Commercial granites and marbles

Granites in the commercial sense are hard natural stones that are polishable and they must be worked on by harder tools than marbles for cutting, shaping, and polishing.

They are usually suitable for internal and external use. Commercial granites have different geological origins and minerals. Petrographically, they are either magmatic or metamorphic rocks. True granites, i.e., granites in the scientific sense, are only one group. They are light magmatic rocks formed by crystallization from magma under the earth‘s surface. COMMERCIAL SENSE SCIENTIFIC SENSE



Commercial granites are mixtures of minerals and are composed of visible multicolored mineral grains. A grain of one color is typically encircled with grains of other colors, e.g. grey quartz is close to pink orthoclase, white plagioclase, and dark mica in true granite.

On the contrary, marbles in the commercial sense are either without visible grains of calcite (in limestones) or are composed of grouped calcite grains of similar color (in true marbles).

In commercial granites, the larger the grain size, the lower the strength and the greater the brittleness because mineral cleavage can manifest better in larger grains. A homogenous structure or a mildly oriented one is a feature of magmatic rocks. Magmatic rocks have a similar appearance (structure, pattern) even over a large area of a slab.
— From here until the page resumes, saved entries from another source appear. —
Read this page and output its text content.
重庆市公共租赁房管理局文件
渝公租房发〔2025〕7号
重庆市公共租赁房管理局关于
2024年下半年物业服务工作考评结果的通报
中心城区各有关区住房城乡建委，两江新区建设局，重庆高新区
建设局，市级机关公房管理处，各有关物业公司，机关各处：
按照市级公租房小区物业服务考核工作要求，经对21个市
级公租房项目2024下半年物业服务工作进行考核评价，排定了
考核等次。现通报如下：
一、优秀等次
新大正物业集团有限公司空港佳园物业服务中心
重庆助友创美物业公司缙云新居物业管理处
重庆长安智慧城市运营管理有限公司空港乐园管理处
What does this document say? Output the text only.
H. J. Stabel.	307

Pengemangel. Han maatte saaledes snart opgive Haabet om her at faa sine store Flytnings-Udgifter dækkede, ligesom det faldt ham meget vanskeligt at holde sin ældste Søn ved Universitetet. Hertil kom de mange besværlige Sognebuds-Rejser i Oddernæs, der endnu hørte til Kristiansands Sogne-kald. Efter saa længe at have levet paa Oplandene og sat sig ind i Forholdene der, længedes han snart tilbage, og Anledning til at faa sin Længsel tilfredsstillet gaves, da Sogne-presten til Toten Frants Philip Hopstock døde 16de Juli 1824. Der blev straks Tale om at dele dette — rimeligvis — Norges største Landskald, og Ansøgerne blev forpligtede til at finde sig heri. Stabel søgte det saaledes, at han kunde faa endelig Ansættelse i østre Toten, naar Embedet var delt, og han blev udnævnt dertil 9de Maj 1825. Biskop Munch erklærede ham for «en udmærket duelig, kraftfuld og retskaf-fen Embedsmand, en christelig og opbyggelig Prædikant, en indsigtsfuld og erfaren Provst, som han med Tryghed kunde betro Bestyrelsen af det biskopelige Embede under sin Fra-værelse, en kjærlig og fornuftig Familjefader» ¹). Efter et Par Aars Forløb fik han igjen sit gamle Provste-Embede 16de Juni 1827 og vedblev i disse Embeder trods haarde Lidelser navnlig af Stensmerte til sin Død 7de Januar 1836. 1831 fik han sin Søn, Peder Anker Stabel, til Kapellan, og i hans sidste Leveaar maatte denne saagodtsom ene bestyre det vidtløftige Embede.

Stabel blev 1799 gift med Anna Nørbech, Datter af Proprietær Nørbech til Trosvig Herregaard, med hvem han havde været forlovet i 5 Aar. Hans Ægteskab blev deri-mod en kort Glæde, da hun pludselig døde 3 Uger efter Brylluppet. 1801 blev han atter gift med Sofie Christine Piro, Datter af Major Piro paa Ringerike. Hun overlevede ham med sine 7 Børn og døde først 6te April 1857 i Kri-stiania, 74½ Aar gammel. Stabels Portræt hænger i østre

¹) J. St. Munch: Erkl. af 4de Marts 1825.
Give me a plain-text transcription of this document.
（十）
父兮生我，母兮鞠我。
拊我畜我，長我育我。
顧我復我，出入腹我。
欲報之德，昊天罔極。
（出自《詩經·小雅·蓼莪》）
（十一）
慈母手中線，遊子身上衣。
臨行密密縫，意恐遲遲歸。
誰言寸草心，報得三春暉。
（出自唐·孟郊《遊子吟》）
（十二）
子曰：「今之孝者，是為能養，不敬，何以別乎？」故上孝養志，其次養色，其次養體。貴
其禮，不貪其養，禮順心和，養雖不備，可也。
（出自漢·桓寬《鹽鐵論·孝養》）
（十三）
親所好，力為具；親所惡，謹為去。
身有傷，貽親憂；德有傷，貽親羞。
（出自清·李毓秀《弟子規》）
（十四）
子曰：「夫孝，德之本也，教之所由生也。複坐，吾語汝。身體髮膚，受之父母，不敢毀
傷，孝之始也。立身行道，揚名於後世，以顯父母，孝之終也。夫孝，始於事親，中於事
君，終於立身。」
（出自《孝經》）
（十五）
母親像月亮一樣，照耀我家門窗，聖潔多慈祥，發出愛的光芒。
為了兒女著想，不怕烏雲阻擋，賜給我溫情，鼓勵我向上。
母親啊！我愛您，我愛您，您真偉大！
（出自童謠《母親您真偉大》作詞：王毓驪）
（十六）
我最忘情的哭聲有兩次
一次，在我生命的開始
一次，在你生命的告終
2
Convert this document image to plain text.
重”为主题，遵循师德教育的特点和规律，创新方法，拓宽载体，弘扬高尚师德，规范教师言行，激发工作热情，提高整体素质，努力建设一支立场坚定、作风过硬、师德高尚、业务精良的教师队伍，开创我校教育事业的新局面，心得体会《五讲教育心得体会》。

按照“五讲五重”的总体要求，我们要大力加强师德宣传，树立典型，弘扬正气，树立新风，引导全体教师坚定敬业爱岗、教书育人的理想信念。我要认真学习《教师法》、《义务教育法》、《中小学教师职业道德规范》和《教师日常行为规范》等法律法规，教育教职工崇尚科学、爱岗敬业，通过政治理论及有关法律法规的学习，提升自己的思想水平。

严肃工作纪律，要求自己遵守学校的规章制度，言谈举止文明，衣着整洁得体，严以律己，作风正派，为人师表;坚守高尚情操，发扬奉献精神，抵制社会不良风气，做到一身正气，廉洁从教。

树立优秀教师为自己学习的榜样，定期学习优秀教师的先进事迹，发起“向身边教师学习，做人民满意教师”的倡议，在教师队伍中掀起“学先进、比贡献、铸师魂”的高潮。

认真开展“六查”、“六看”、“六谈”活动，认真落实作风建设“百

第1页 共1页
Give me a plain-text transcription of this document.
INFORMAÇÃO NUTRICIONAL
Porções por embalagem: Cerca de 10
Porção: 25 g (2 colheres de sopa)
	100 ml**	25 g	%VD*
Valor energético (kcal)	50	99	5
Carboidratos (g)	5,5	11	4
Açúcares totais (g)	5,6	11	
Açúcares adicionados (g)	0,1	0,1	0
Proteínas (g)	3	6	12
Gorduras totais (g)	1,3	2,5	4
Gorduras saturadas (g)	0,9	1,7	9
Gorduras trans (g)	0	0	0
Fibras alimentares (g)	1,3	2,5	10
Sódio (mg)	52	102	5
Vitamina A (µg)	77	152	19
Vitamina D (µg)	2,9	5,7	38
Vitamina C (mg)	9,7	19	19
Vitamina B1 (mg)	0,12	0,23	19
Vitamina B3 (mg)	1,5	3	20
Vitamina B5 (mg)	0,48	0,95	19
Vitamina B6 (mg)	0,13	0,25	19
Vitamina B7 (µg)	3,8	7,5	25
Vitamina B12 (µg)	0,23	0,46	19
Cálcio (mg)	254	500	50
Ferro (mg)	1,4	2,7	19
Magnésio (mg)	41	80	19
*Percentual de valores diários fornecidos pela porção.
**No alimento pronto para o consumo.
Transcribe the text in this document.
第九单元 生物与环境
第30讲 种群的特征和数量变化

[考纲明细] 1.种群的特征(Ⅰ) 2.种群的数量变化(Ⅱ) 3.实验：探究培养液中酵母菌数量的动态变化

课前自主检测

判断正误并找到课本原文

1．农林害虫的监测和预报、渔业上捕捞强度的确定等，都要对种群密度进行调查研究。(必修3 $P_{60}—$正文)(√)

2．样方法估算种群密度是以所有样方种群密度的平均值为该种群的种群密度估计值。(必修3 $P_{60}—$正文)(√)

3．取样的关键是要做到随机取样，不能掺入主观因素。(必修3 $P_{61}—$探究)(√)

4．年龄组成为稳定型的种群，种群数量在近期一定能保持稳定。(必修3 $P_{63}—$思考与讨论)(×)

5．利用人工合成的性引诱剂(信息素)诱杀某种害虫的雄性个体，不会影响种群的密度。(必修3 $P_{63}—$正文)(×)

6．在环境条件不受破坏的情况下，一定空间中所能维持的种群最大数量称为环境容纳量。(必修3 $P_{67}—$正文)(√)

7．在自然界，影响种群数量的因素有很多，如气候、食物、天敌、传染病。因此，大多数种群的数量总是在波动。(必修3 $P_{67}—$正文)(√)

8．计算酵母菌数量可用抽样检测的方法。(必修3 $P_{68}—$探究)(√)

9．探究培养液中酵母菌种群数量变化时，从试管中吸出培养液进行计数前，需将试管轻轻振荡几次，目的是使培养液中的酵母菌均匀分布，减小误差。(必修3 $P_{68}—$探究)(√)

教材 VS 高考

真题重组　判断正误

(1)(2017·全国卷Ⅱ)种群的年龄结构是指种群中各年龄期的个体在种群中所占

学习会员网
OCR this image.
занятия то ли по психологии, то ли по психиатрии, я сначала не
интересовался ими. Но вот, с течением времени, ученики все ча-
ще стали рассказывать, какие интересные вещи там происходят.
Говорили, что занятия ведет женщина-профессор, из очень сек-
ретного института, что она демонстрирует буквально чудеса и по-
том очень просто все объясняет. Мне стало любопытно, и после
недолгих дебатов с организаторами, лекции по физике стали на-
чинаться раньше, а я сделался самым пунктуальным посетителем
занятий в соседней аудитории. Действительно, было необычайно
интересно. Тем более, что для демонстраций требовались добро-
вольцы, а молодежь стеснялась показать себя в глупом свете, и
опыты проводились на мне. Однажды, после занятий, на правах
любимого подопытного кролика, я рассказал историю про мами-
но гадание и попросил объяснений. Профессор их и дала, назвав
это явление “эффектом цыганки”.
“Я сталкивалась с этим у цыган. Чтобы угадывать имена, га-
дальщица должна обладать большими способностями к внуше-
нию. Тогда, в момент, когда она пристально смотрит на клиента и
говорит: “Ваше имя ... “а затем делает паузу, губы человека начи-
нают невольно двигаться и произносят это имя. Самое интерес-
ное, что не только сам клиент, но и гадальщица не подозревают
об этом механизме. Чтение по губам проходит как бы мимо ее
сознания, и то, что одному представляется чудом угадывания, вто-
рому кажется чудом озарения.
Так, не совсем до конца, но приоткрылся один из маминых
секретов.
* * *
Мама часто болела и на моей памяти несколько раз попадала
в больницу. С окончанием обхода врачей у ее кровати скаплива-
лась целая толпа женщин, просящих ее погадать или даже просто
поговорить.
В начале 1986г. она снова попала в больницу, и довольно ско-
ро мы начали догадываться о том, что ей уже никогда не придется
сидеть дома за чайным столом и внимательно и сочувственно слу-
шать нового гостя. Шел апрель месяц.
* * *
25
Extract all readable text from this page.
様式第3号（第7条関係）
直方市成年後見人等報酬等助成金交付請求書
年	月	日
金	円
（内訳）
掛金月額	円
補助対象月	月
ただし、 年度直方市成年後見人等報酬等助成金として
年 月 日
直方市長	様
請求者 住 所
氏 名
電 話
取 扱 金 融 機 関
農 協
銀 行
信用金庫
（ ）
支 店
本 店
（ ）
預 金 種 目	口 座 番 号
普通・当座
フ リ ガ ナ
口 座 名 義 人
The characteristic feature of metamorphic rocks is a pattern with bands, schlieren (streaks), or waves. Every part of a slab usually has a different appearance.

Every commercial granite contains feldspars of 6 Mohs Hardness of various colors – white, pink, red, yellow, brown, green, and grey. Feldspar grains are typically not translucent and are with cleavage. Many granites, especially of lighter colors, contain quartz of 7 Mohs Hardness with grey (sometimes bluish, brownish) color, and grains are glassy translucent without cleavage. 

Further, there are dark minerals such as hornblende, pyroxene, and biotite with black, dark green, or dark brown colors. These minerals have larger specific gravity and lower hardness than feldspars and quartz. Some granites (e.g., KASHMIR WHITE) contain garnets of almost round shape and brown to dark-red color.

The more the quartz, the lighter the granite in color, and the larger the microcrack porosity (because quartz volume decreases during crystallization), and so the lower the strength, and the lower the resistance to fire. The darker the granite, the more the dark minerals, and the heavier the granite.

Granites are hard and cannot be scratched by a nail, knife, or glass piece, unlike marbles. Depending on the feldspars and quartz portions, the total Mohs Hardness of granite is from 5.5 to 7. The darker the granite, the lesser the quartz, and thus the lower the hardness.

Commercial granites are not affected by common organic acids such as lemon acid and vinegar, contrary to marbles.